Setelah pak Mahmud menepi, Mia dan Nayla buru-buru masuk ke dalam mobil. Di dalam mobil, pak Mahmud menyapa Mia dan Nayla dengan senyum ramahnya. Mia dan Nayla duduk di bangku belakang. Setelah pintu ditutup pak Mahmud menjalankan mobilnya.
“Kemana aja sih pak lama banget?” mulut Nayla sudah gatal ingin segera menanyakan hal tersebut.
“Maaf non, tadi isi bensin dulu.” Pak Mahmud meminta maaf.
“Oh, ya udah.” Nayla menyalakan handphonenya.
***
Sesampainya di rumah Nayla, Mia tidak langsung pulang tapi mampir ke rumah Nayla. Dari garasi sudah tercium bau masakan bi Inah, pembantu yang mengasuh Nayla sejak lahir. Baru saja Mia dan Nayla ingin memasuki rumah, suara kak Drea, kakak Nayla yang berada di kelas dua SMA sudah bergema. Wajah kak Drea sangat mirip dengan Nayla: matanya sedikit sipit, hidungnya mancung, kulitnya pitih, rambut hitam, berbadan kurus tapi nggak kurus-kurus amat juga. Yang berbeda dari kak Drea dan Nayla yaitu sifat, rambut, rambut kak Drea lurus sedangkan Nayla keriting gantung. Kak Drea dan Nayla sangat mirip dengan mamanya sedangkan Yandra, adik Nayla, sangat mirip dengan papanya.
“Bisa nggak sih nggak teriak-teriak.” Nayla melepas sepatunya dan memasuki rumah lebih dahulu.
“Bisa nggak sih, nggak ngasih tau alamat rumah ke temen-temen kamu?” Kak Drea menghampiri Nayla yang masih melepas sepatunya.
“Siapa yang ngasih? Aku enggak pernah ngasih selain temen sekelas.”
“Terus siapa yang ngasih tau?”
“Ya mana aku tau, emangnya aku dukun yang tau semuanya.”
“Ah, yaudah deh, aku mau makan, surat dari para penggemarmu ada di gudang.” Kak Drea masuk ke dalam rumah.
“Nggak ditaruh di gudang juga kali Kak, taruh di kamar aku juga bisa kan.” Nayla mengikuti kakaknya dan di belakangnya sudah ada Mia yang menyusul.

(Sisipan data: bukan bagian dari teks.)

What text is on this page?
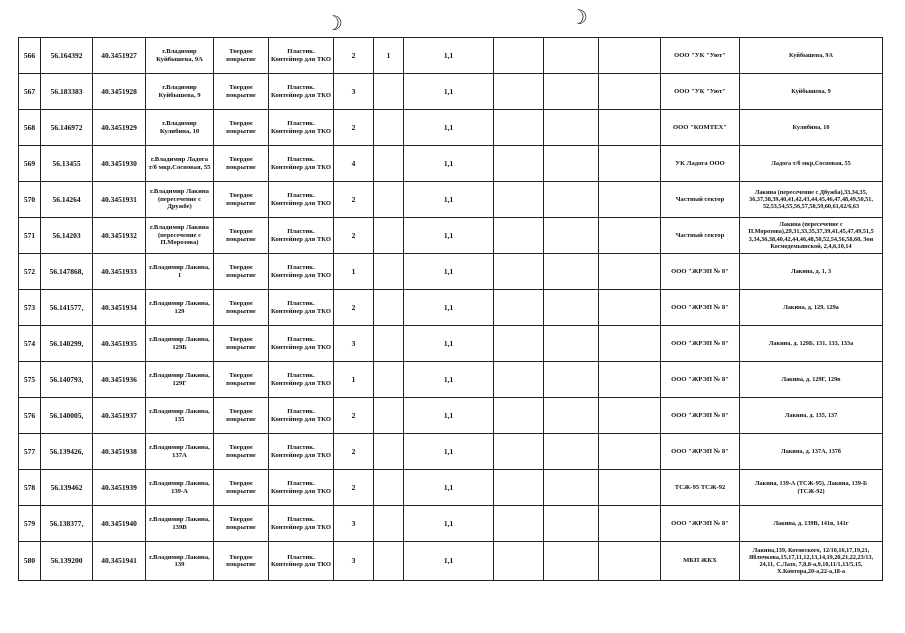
☽	☽
566	56.164392	40.3451927	г.Владимир Куйбышева, 9А	Твердое покрытие	Пластик. Контейнер для ТКО	2	1	1,1				ООО "УК "Уют"	Куйбышева, 9А
567	56.183383	40.3451928	г.Владимир Куйбышева, 9	Твердое покрытие	Пластик. Контейнер для ТКО	3		1,1				ООО "УК "Уют"	Куйбышева, 9
568	56.146972	40.3451929	г.Владимир Кулибина, 10	Твердое покрытие	Пластик. Контейнер для ТКО	2		1,1				ООО "КОМТЕХ"	Кулибина, 10
569	56.13455	40.3451930	г.Владимир Ладога т/б мкр,Сосновая, 55	Твердое покрытие	Пластик. Контейнер для ТКО	4		1,1				УК Ладога ООО	Ладога т/б мкр,Сосновая, 55
570	56.14264	40.3451931	г.Владимир Лакина (пересечение с Дружбе)	Твердое покрытие	Пластик. Контейнер для ТКО	2		1,1				Частный сектор	Лакина (пересечение с Дбужба),33,34,35, 36,37,38,39,40,41,42,43,44,45,46,47,48,49,50,51, 52,53,54,55,56,57,58,59,60,61,62/6,63
571	56.14203	40.3451932	г.Владимир Лакина (пересечение с П.Морозова)	Твердое покрытие	Пластик. Контейнер для ТКО	2		1,1				Частный сектор	Лакина (пересечение с П.Морозова),29,31,33,35,37,39,41,45,47,49,51,5 3,34,36,38,40,42,44,46,48,50,52,54,56,58,60, Зои Космодемьянской, 2,4,6,10,14
572	56.147868,	40.3451933	г.Владимир Лакина, 1	Твердое покрытие	Пластик. Контейнер для ТКО	1		1,1				ООО "ЖРЭП № 8"	Лакина, д. 1, 3
573	56.141577,	40.3451934	г.Владимир Лакина, 129	Твердое покрытие	Пластик. Контейнер для ТКО	2		1,1				ООО "ЖРЭП № 8"	Лакина, д. 129, 129а
574	56.140299,	40.3451935	г.Владимир Лакина, 129Б	Твердое покрытие	Пластик. Контейнер для ТКО	3		1,1				ООО "ЖРЭП № 8"	Лакина, д. 129Б, 131, 133, 133а
575	56.140793,	40.3451936	г.Владимир Лакина, 129Г	Твердое покрытие	Пластик. Контейнер для ТКО	1		1,1				ООО "ЖРЭП № 8"	Лакина, д. 129Г, 129в
576	56.140005,	40.3451937	г.Владимир Лакина, 135	Твердое покрытие	Пластик. Контейнер для ТКО	2		1,1				ООО "ЖРЭП № 8"	Лакина, д. 135, 137
577	56.139426,	40.3451938	г.Владимир Лакина, 137А	Твердое покрытие	Пластик. Контейнер для ТКО	2		1,1				ООО "ЖРЭП № 8"	Лакина, д. 137А, 137б
578	56.139462	40.3451939	г.Владимир Лакина, 139-А	Твердое покрытие	Пластик. Контейнер для ТКО	2		1,1				ТСЖ-95 ТСЖ-92	Лакина, 139-А (ТСЖ-95), Лакина, 139-Б (ТСЖ-92)
579	56.138377,	40.3451940	г.Владимир Лакина, 139В	Твердое покрытие	Пластик. Контейнер для ТКО	3		1,1				ООО "ЖРЭП № 8"	Лакина, д. 139В, 141в, 141г
580	56.139200	40.3451941	г.Владимир Лакина, 139	Твердое покрытие	Пластик. Контейнер для ТКО	3		1,1				МКП ЖКХ	Лакина,139, Котовского, 12/10,16,17,19,21, Яблочкова,15,17,11,12,13,14,19,20,21,22,23/13, 24,11, С.Лазо, 7,8,8-а,9,10,11/1,13/5,15, Х.Контора,20-а,22-а,18-а
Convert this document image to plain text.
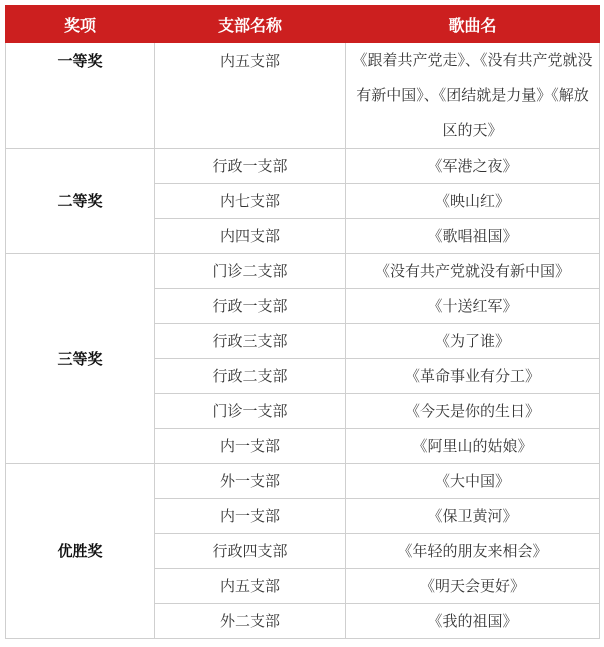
奖项	支部名称	歌曲名
一等奖	内五支部	《跟着共产党走》、《没有共产党就没有新中国》、《团结就是力量》《解放区的天》
二等奖	行政一支部	《军港之夜》
	内七支部	《映山红》
	内四支部	《歌唱祖国》
三等奖	门诊二支部	《没有共产党就没有新中国》
	行政一支部	《十送红军》
	行政三支部	《为了谁》
	行政二支部	《革命事业有分工》
	门诊一支部	《今天是你的生日》
	内一支部	《阿里山的姑娘》
优胜奖	外一支部	《大中国》
	内一支部	《保卫黄河》
	行政四支部	《年轻的朋友来相会》
	内五支部	《明天会更好》
	外二支部	《我的祖国》
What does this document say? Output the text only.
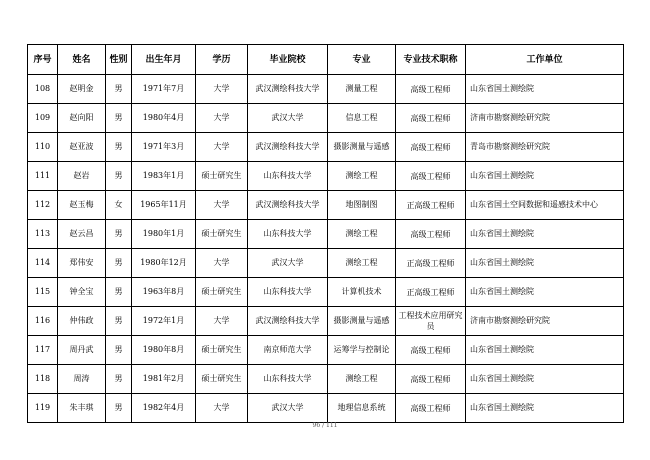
序号	姓名	性别	出生年月	学历	毕业院校	专业	专业技术职称	工作单位
108	赵明金	男	1971年7月	大学	武汉测绘科技大学	测量工程	高级工程师	山东省国土测绘院
109	赵向阳	男	1980年4月	大学	武汉大学	信息工程	高级工程师	济南市勘察测绘研究院
110	赵亚波	男	1971年3月	大学	武汉测绘科技大学	摄影测量与遥感	高级工程师	青岛市勘察测绘研究院
111	赵岩	男	1983年1月	硕士研究生	山东科技大学	测绘工程	高级工程师	山东省国土测绘院
112	赵玉梅	女	1965年11月	大学	武汉测绘科技大学	地图制图	正高级工程师	山东省国土空间数据和遥感技术中心
113	赵云昌	男	1980年1月	硕士研究生	山东科技大学	测绘工程	高级工程师	山东省国土测绘院
114	郑伟安	男	1980年12月	大学	武汉大学	测绘工程	正高级工程师	山东省国土测绘院
115	钟全宝	男	1963年8月	硕士研究生	山东科技大学	计算机技术	正高级工程师	山东省国土测绘院
116	仲伟政	男	1972年1月	大学	武汉测绘科技大学	摄影测量与遥感	工程技术应用研究员	济南市勘察测绘研究院
117	周丹武	男	1980年8月	硕士研究生	南京师范大学	运筹学与控制论	高级工程师	山东省国土测绘院
118	周涛	男	1981年2月	硕士研究生	山东科技大学	测绘工程	高级工程师	山东省国土测绘院
119	朱丰琪	男	1982年4月	大学	武汉大学	地理信息系统	高级工程师	山东省国土测绘院
96 / 111
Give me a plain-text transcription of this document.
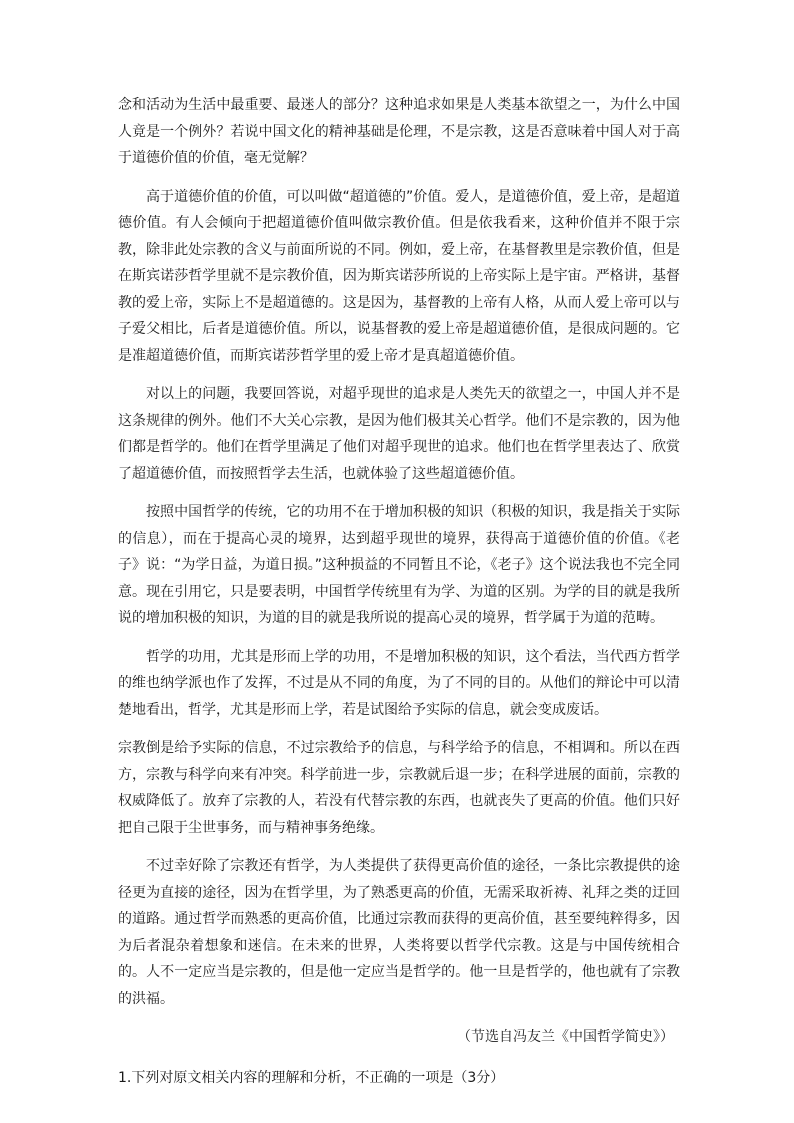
念和活动为生活中最重要、最迷人的部分？这种追求如果是人类基本欲望之一，为什么中国人竟是一个例外？若说中国文化的精神基础是伦理，不是宗教，这是否意味着中国人对于高于道德价值的价值，毫无觉解？

高于道德价值的价值，可以叫做“超道德的”价值。爱人，是道德价值，爱上帝，是超道德价值。有人会倾向于把超道德价值叫做宗教价值。但是依我看来，这种价值并不限于宗教，除非此处宗教的含义与前面所说的不同。例如，爱上帝，在基督教里是宗教价值，但是在斯宾诺莎哲学里就不是宗教价值，因为斯宾诺莎所说的上帝实际上是宇宙。严格讲，基督教的爱上帝，实际上不是超道德的。这是因为，基督教的上帝有人格，从而人爱上帝可以与子爱父相比，后者是道德价值。所以，说基督教的爱上帝是超道德价值，是很成问题的。它是准超道德价值，而斯宾诺莎哲学里的爱上帝才是真超道德价值。

对以上的问题，我要回答说，对超乎现世的追求是人类先天的欲望之一，中国人并不是这条规律的例外。他们不大关心宗教，是因为他们极其关心哲学。他们不是宗教的，因为他们都是哲学的。他们在哲学里满足了他们对超乎现世的追求。他们也在哲学里表达了、欣赏了超道德价值，而按照哲学去生活，也就体验了这些超道德价值。

按照中国哲学的传统，它的功用不在于增加积极的知识（积极的知识，我是指关于实际的信息），而在于提高心灵的境界，达到超乎现世的境界，获得高于道德价值的价值。《老子》说：“为学日益，为道日损。”这种损益的不同暂且不论，《老子》这个说法我也不完全同意。现在引用它，只是要表明，中国哲学传统里有为学、为道的区别。为学的目的就是我所说的增加积极的知识，为道的目的就是我所说的提高心灵的境界，哲学属于为道的范畴。

哲学的功用，尤其是形而上学的功用，不是增加积极的知识，这个看法，当代西方哲学的维也纳学派也作了发挥，不过是从不同的角度，为了不同的目的。从他们的辩论中可以清楚地看出，哲学，尤其是形而上学，若是试图给予实际的信息，就会变成废话。

宗教倒是给予实际的信息，不过宗教给予的信息，与科学给予的信息，不相调和。所以在西方，宗教与科学向来有冲突。科学前进一步，宗教就后退一步；在科学进展的面前，宗教的权威降低了。放弃了宗教的人，若没有代替宗教的东西，也就丧失了更高的价值。他们只好把自己限于尘世事务，而与精神事务绝缘。

不过幸好除了宗教还有哲学，为人类提供了获得更高价值的途径，一条比宗教提供的途径更为直接的途径，因为在哲学里，为了熟悉更高的价值，无需采取祈祷、礼拜之类的迂回的道路。通过哲学而熟悉的更高价值，比通过宗教而获得的更高价值，甚至要纯粹得多，因为后者混杂着想象和迷信。在未来的世界，人类将要以哲学代宗教。这是与中国传统相合的。人不一定应当是宗教的，但是他一定应当是哲学的。他一旦是哲学的，他也就有了宗教的洪福。

（节选自冯友兰《中国哲学简史》）

1.下列对原文相关内容的理解和分析，不正确的一项是（3分）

“Males gela.” kata Kak Drea disertai dengan gayanya yang lebay.
“Males mulu kapan rajinnya?” Mereka bertiga pergi ke ruang makan.
“Tahun depan.”
“Nggak ada kata lain apa selain tahun depan?”
“Nggak ada, udah abis.”
“Apa sih kak? Nggak jelas banget deh.” Mia akhirnya ikutan.
“Hahaha, aku ada pembelanya.” ujar Nayla saat Mia mendukungnya.
“Tenang, bentar lagi Yandra pulang.” Yandra kini berada di kelas tujuh dan ia juga satu sekolah dengan Nayla sehingga pulangnya sama, Kak Drea juga satu sekolah, tapi ia pulang lebih cepat daripada Nayla.
“Yandra kan ada kerja kelompok kak.” kata Nayla mengingatkan
“Oh iya, yaaaaah” pembicaraan kakak beradik itu akhirnya berhenti ketika suara perut Mia berbunyi, semua tertawa.
“Ya udah yuk, cepatan makan” Kak Drea yang paling pertama mengambil nasi.